The second method is to use the attachment "Use CheckBounds to locate the error code.rar", and enter a breakpoint before the error occurs.Code optimization: Before all pointer operations, array operations, division by zero, and square root operations, perform validity checks.

 

6. Methods to deal with memory leaks and PageFaults caused by memory access

 

Try to increase the available memory and minimize the CPU utilization.To check whether there is a memory leak or abnormal CPU utilization:Method

 1: Copy the TaskMgr.exe tool to a path on the controller, enter the CE system, and run the program.Method

2: Use the attachment program Check_bound+CPU_SD_Mem_Monitor.pro to monitor and record CPU utilization and memory changes.Optimization measures that can be taken include:A larger card selection for CE is beneficial for memory consumption.

 

The larger the card, the lower the chance of a Page Fault caused by array index overflow, as it can be used for a larger amount of virtual memory.Set the memory allocation for the CE system.  The Storage can be larger, while the Program's MEM is smaller.As shown in the figure, in the System of the Control Panel



Attached: on-site troubleshooting experience




• On February 23, 2017, a Page Fault occurred in TC3 Demo operation.

Solution:

Delete the call of the task to the POU, cancel the PLC automatic startup, and activate.

Add task calls POU, Activation, Login, Start. Errors disappear.



• On March 8, 2017, the controller automatically switched from RUN to CONFIG mode, indicating "pagefault".

Solution:

A closer look at the program shows that the INPUT variable, which is a function block, is of pointer type, and the function block was called without an address, resulting in the pointer pointing to 0. Because the customer uses a ladder diagram, it is not easy to see the problem, so be careful when using Pointers, arrays, etc.



• On April 13, 2017, is it possible to detect potential causes of Page faults such as division by zero, array overreach, etc. at compile time?

Solution: No.

• On April 14, 2017, the TC3 project was suspended irregularly, and an error was reported: Exception code, Page Fault.

Solution:

Generally, this problem is caused by the array of subscripts out of bounds, pointer 0, divide 0, etc. Using the corresponding Function test, no pointer 0 and divide 0 problems were found, but a lot of array out of bounds problems were found, change all the array out of bounds code in the program, subsequent observation did not find the previous problem. Note that functions such as checkbounds in TC3 need to be added from the project, and adding code manually is not executed.

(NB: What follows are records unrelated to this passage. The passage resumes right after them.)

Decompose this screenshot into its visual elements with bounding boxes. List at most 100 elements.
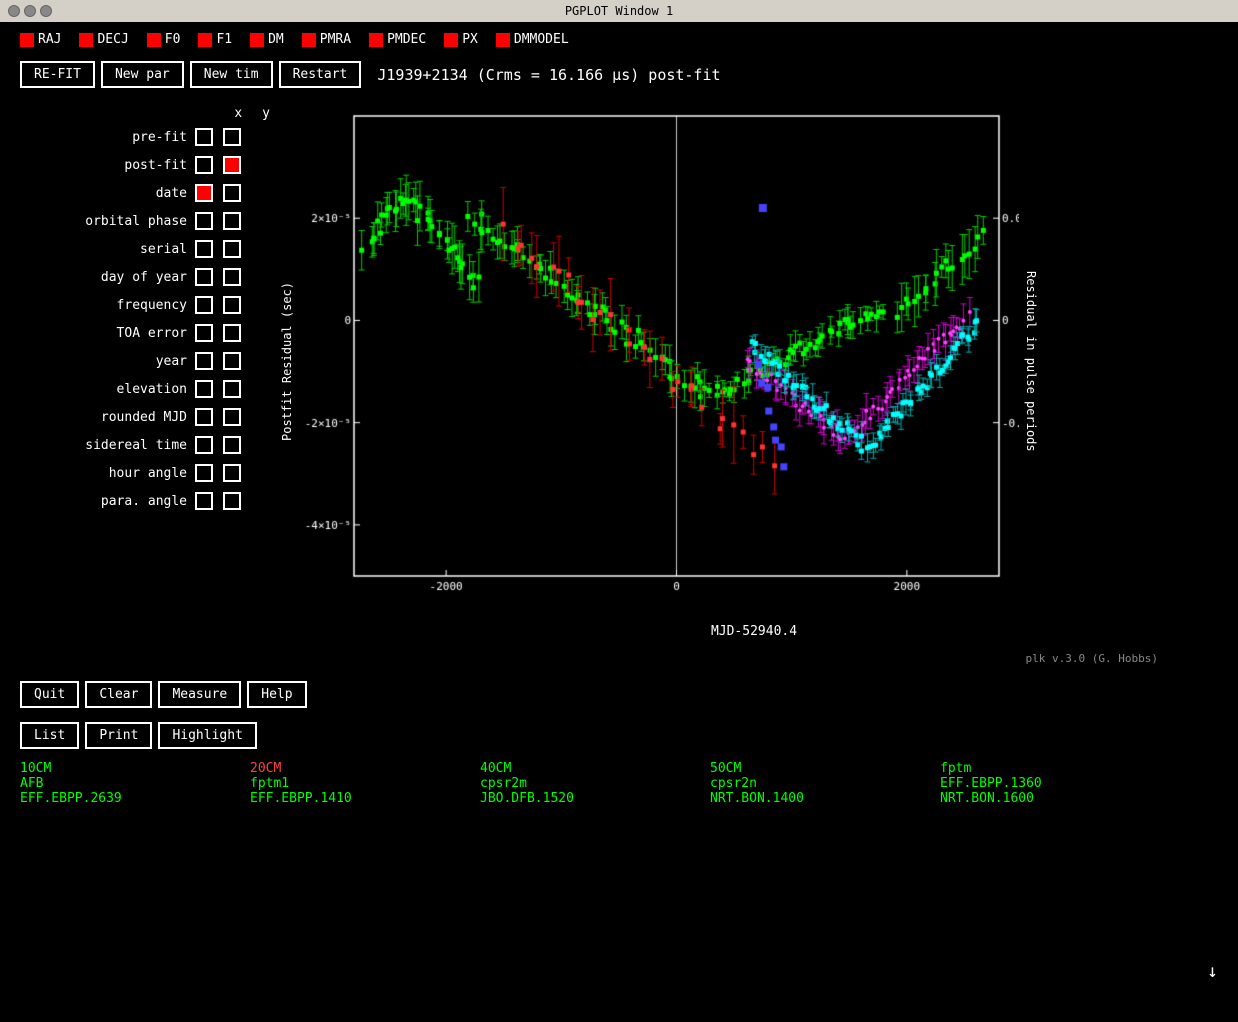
prefit-x-cb[interactable] — [195, 128, 213, 146]
frequency-y-cb[interactable] — [223, 296, 241, 314]
prefit-y-cb[interactable] — [223, 128, 241, 146]
date-x-cb[interactable] — [195, 184, 213, 202]
plot-canvas[interactable] — [299, 106, 1019, 616]
close-btn[interactable] — [8, 5, 20, 17]
param-f1[interactable]: F1 — [198, 32, 232, 47]
paraangle-x-cb[interactable] — [195, 492, 213, 510]
dmmodel-square — [496, 33, 510, 47]
measure-button[interactable]: Measure — [158, 681, 241, 708]
title-bar: PGPLOT Window 1 — [0, 0, 1238, 22]
row-serial[interactable]: serial — [10, 237, 280, 261]
date-y-cb[interactable] — [223, 184, 241, 202]
row-hour-angle[interactable]: hour angle — [10, 461, 280, 485]
frequency-x-cb[interactable] — [195, 296, 213, 314]
row-rounded-mjd[interactable]: rounded MJD — [10, 405, 280, 429]
toaerror-y-cb[interactable] — [223, 324, 241, 342]
row-dayofyear[interactable]: day of year — [10, 265, 280, 289]
plot-area: Postfit Residual (sec) Residual in pulse… — [280, 106, 1228, 666]
legend-10cm: 10CM — [20, 761, 250, 776]
toolbar: RE-FIT New par New tim Restart J1939+213… — [0, 57, 1238, 96]
legend-eff1410: EFF.EBPP.1410 — [250, 791, 480, 806]
roundedmjd-x-cb[interactable] — [195, 408, 213, 426]
newpar-button[interactable]: New par — [101, 61, 184, 88]
f1-square — [198, 33, 212, 47]
window-title: PGPLOT Window 1 — [565, 4, 673, 18]
postfit-x-cb[interactable] — [195, 156, 213, 174]
row-elevation[interactable]: elevation — [10, 377, 280, 401]
dm-square — [250, 33, 264, 47]
row-para-angle[interactable]: para. angle — [10, 489, 280, 513]
dayofyear-x-cb[interactable] — [195, 268, 213, 286]
pmra-square — [302, 33, 316, 47]
newtim-button[interactable]: New tim — [190, 61, 273, 88]
param-px[interactable]: PX — [444, 32, 478, 47]
param-decj[interactable]: DECJ — [79, 32, 128, 47]
dayofyear-y-cb[interactable] — [223, 268, 241, 286]
legend-50cm: 50CM — [710, 761, 940, 776]
quit-button[interactable]: Quit — [20, 681, 79, 708]
bottom-buttons-row1: Quit Clear Measure Help — [0, 673, 1238, 712]
paraangle-y-cb[interactable] — [223, 492, 241, 510]
f0-square — [147, 33, 161, 47]
year-x-cb[interactable] — [195, 352, 213, 370]
legend-col3: 40CM cpsr2m JBO.DFB.1520 — [480, 761, 710, 806]
param-raj[interactable]: RAJ — [20, 32, 61, 47]
postfit-y-cb[interactable] — [223, 156, 241, 174]
row-year[interactable]: year — [10, 349, 280, 373]
orbital-y-cb[interactable] — [223, 212, 241, 230]
legend-nrt1400: NRT.BON.1400 — [710, 791, 940, 806]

• On June 29, 2017, there was a Page Fault

Solution:

Using the attached CheckBound documentation, add code to the program to set the breakpoint, and Login waits for the problem to appear.



• On July 11, 2017, the TC light of the customer controller turned yellow when it was running, prompting a PageFault alarm.

Solution:

Let the customer delete the BOOT file in the controller CE system directory, and re-run the program after adding the CHECK function in the program, and the alarm no longer appears, indicating that there are hidden dangers in the code such as "array on the subscript out of bounds, pointer 0, divided by 0".



• On December 22, 2017, the controller frequently reported pagefault

Solution:

Check procedure, no division by zero, out of bounds; Because the program TCPIP communication program is not handled well, create a large number of sockets.